I luv it. Thanks, Russell !


----------



## steamermeister (Feb 20, 2013)

Love the landscaping. Subtle but effective.


----------



## ferroequinologist (May 8, 2016)

Thanks Chris Scott for finding suitable garden edging over there as it's always a lot easier than making your own out of Aluminium angle.
Glad everyone likes the attempt at some scenery as Steamermeister says "it's subtle but effective". I found by doing ballast and some fake grass with a few rocks makes even the narrowest part look more realistic for my trains to roll by. My next project is to make the depot area better with a building as having an engine shed, coaling tower and water tank on the steaming up area has transformed the look of the layout on that side so a depot building and water tank will improve the scenic look on this side but I need to keep all buildings narrow to fit the space, not easy in 1:20 scale. I have an old POLA depot that I will kitbash into something that should be narrow enough so I'll post pics when it's done.
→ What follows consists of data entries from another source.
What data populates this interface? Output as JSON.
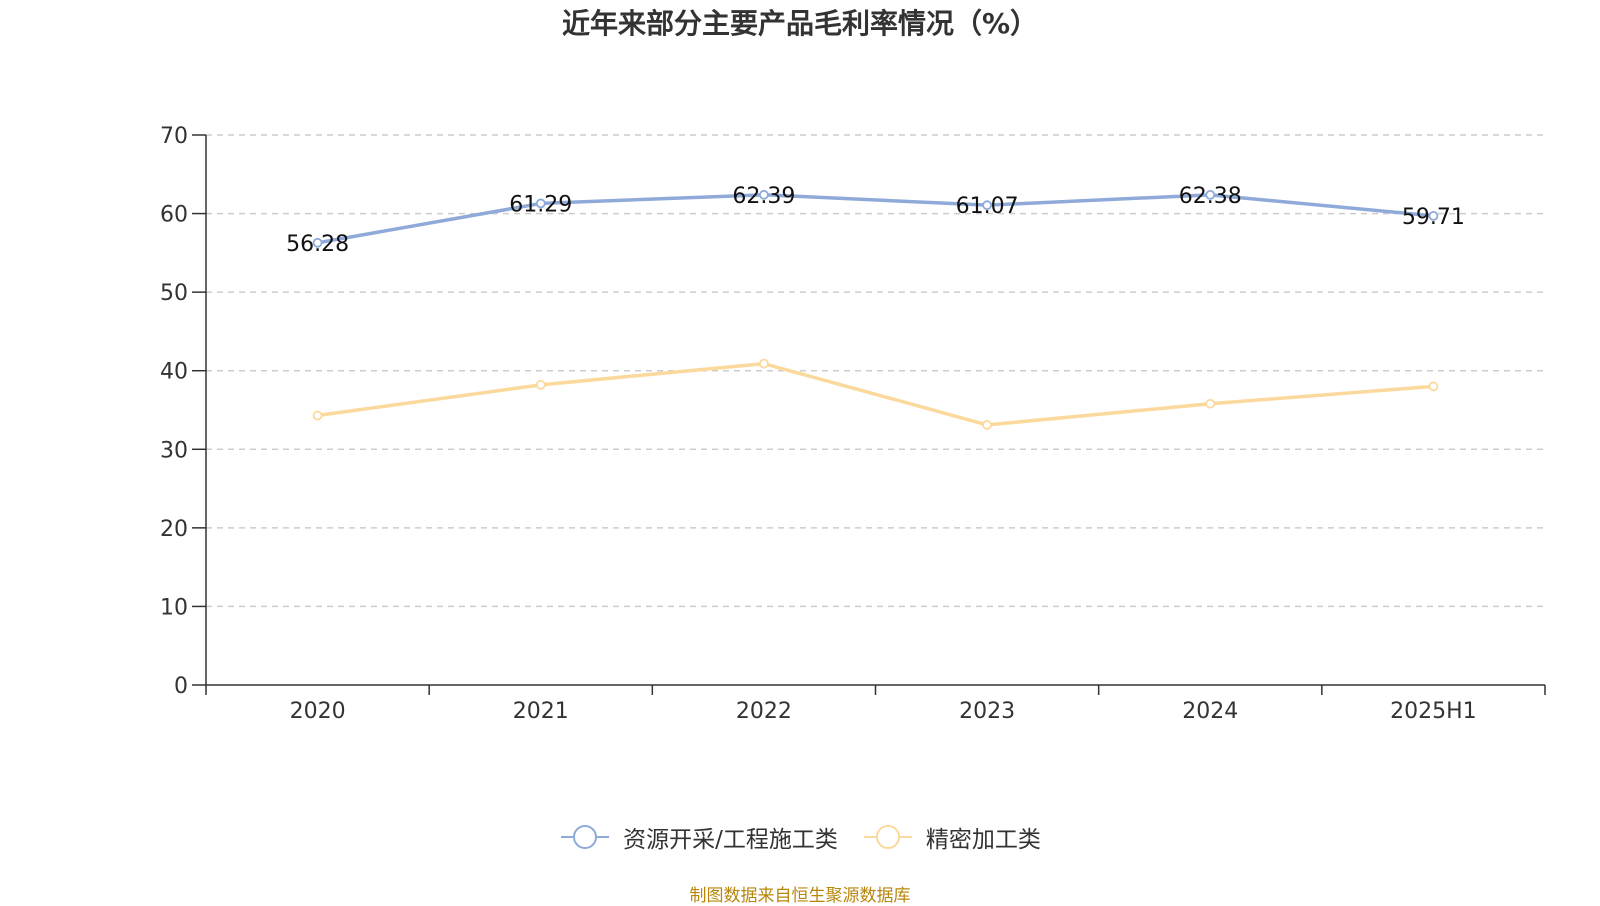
{
  "chart_data": {
    "type": "line",
    "title": "近年来部分主要产品毛利率情况（%）",
    "categories": [
      "2020",
      "2021",
      "2022",
      "2023",
      "2024",
      "2025H1"
    ],
    "ylim": [
      0,
      70
    ],
    "yticks": [
      "0",
      "10",
      "20",
      "30",
      "40",
      "50",
      "60",
      "70"
    ],
    "grid": true,
    "legend_position": "bottom",
    "series": [
      {
        "name": "资源开采/工程施工类",
        "color": "#8faad8",
        "values": [
          56.28,
          61.29,
          62.39,
          61.07,
          62.38,
          59.71
        ],
        "labels": [
          "56.28",
          "61.29",
          "62.39",
          "61.07",
          "62.38",
          "59.71"
        ]
      },
      {
        "name": "精密加工类",
        "color": "#fbd99c",
        "values": [
          34.3,
          38.2,
          40.9,
          33.1,
          35.8,
          38.0
        ]
      }
    ]
  },
  "source": "制图数据来自恒生聚源数据库"
}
For those who may have not seen the video of my track go to 'live steam' section here in MLS and view Graham25 recent post of a few weeks ago titled "Easter Monday steam-up ". This video of a steam up with a group of friend's trains of all scales and types shows the scenery, construction and overall view better than the close up still shots.
Russell


----------



## dslinick (Nov 7, 2018)

Best solutiion to a lightweight, easy to install RR that I have seen. There is indeed a U.S. product called Dimex Easyflex, that is close to Linkedge.I have a couple of ideas for a base. I plan to go no higher than 24" above ground, so there are some choices, like "Bison Versadjust", sold as pedestals to support decks , etc. No digging. Thanks for the inspiration.


----------



## dslinick (Nov 7, 2018)

Getting inspired! How did you set up bending the stuff to get an accurate radius? For example, the Aster BR-5MT that I am working on has a minimum 2 meter turn radius. I can use "chord" and "rise" to calculate radius and build a template. Perhaps you found a simpler way?


----------



## ferroequinologist (May 8, 2016)

Hi dslinick,
The aluminium sides with their slots is easy to bend by hand so no problem there and to get the radius I need I first made a track template or former 4 ' long out of 1/4" mdf board. 
Nothing exacting here I just placed the board on the paved area outside and using a screwdriver jammed into place as a pivot, using a long string to a pencil to mark out the required 10' radius. I marked the track inside edges at 40-43 mm apart then cut this out with a jigsaw ( see pic) and I place it between the rails to obtain even curvature just like I did when I had HO trains.
This template was handy as guide to make my first sections of track base by bending the inner and outer aluminium edges to the width required and cut the cross battens. I lay the track loosely down as I go, using the track template between the rails, making each section.
Sometimes I found I needed to 'adjust' the track base radius and that was easy by unscrewing the outer edge, leaving the inner edge with the cross battens attached, re-curve and re-attach the outer edge. The wide cross battens can be drilled many times to change radius.
A couple of things to watch are don't make the sections too narrow, leave room for track adjustment and to cater for loco/carriage overhang on the curves and some scenic effects.
When making a section to go from one track to two or more it has to be done in place to match each mating piece, can be tricky but the aluminium edge bends ( and re bends) easy. 
For wide sections of 2 to 4 tracks place the side battens closer together.
Hop this helps as I don't do exact calculations for radius but use the template and also pre-curved track using my two rail bender as guide in making each section. 
Russell


----------



## dslinick (Nov 7, 2018)

ferroequinologist said:


> Hi dslinick,
> The aluminium sides with their slots is easy to bend by hand so no problem there and to get the radius I need I first made a track template or former 4 ' long out of 1/4" mdf board.
> Nothing exacting here I just placed the board on the paved area outside and using a screwdriver jammed into place as a pivot, using a long string to a pencil to mark out the required 10' radius. I marked the track inside edges at 40-43 mm apart then cut this out with a jigsaw ( see pic) and I place it between the rails to obtain even curvature just like I did when I had HO trains.
> This template was handy as guide to make my first sections of track base by bending the inner and outer aluminium edges to the width required and cut the cross battens. I lay the track loosely down as I go, using the track template between the rails, making each section.
> ...


Thanks. I appreciate the response. Clever solution.


----------



## AuSteam (Jul 26, 2019)

Some great ideas here.
Thanks for sharing Russell !


----------